AdBlue, is there to reduce oxides of nitrogen coming out of the tailpipe. It's nothing to do with DPFs or particulates. It's a completely independent technology so you can have one without the other. Here's the interesting bit though. SOME vehicles were able to meet the emissions limits without it and others weren't. Ford, for example, on some of their small diesels, used something called a "lean NOx trap" instead of AdBlue. I imagine Honda might be doing something similar. However, this is where the plot thickens. Unlike Euro 1-5, Euro 6 comes in lots of different levels. This is largely to do with the VW scandal and the EU Commission rushing through a load of requirements that should have been "Euro 7 " when the time came, but there was a huge amount of political pressure from environmental groups and general public concerns about air quality. So we have Euro 6b (I've no idea what happened to 6a)! We then have Euro 6c, Euro 6C with a new evaporative emissions test, "Euro 6d temp" and Euro 6d (and there are a few more in between)! it's an absolute bugger's muddle, it really is! So those manufacturers who claim to be "Euro 6 compliant" without AdBlue, are probably talking about Euro 6b. As far as I'm aware, NOTHING can manage Euro 6c without AdBlue, and certainly when we get to 6d, everything diesel will not only need AdBlue, but a lot more of it than cars currently use! (The car industry is presing garage forecourts to install AdBlue pumps).

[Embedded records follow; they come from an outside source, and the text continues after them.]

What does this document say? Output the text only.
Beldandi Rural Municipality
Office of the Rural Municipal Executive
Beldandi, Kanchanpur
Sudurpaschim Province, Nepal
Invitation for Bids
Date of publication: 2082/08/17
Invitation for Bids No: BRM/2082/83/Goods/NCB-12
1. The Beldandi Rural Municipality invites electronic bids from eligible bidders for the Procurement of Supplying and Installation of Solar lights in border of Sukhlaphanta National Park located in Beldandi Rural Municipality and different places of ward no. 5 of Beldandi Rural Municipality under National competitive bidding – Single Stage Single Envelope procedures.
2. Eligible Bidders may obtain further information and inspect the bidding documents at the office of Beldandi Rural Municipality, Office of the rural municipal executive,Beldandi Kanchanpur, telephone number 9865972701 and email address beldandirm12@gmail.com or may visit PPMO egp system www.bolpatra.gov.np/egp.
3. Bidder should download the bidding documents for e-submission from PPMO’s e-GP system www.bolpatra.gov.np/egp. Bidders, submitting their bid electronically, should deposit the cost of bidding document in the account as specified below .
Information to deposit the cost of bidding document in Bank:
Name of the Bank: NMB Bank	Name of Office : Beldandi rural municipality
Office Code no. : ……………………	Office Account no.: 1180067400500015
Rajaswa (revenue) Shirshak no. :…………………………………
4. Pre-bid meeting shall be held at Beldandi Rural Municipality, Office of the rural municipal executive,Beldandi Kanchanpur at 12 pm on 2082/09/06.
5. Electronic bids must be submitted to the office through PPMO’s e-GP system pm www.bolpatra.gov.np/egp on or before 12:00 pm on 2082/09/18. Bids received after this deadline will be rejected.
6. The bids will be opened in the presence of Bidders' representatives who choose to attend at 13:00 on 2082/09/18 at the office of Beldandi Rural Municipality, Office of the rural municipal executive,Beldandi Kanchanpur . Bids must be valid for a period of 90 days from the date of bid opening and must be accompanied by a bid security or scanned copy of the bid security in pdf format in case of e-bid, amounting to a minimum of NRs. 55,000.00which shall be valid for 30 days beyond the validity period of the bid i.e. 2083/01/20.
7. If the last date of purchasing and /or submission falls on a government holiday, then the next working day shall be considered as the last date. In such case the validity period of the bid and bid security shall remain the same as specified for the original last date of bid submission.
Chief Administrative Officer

So basically, Euro 5 was the one that had particulate limits low enough to need DPFs, and the at Euro 6b, they all need DPFs, but some needed AdBlue. By Euro 6d everything diesel will need Adblue AND a DPF AND petrol engines will need "GPFs" (gasoline particulate filters). On the plus side though, we all ought to live a bit longer and fewer kids will need inhalers, so it's not all bad news!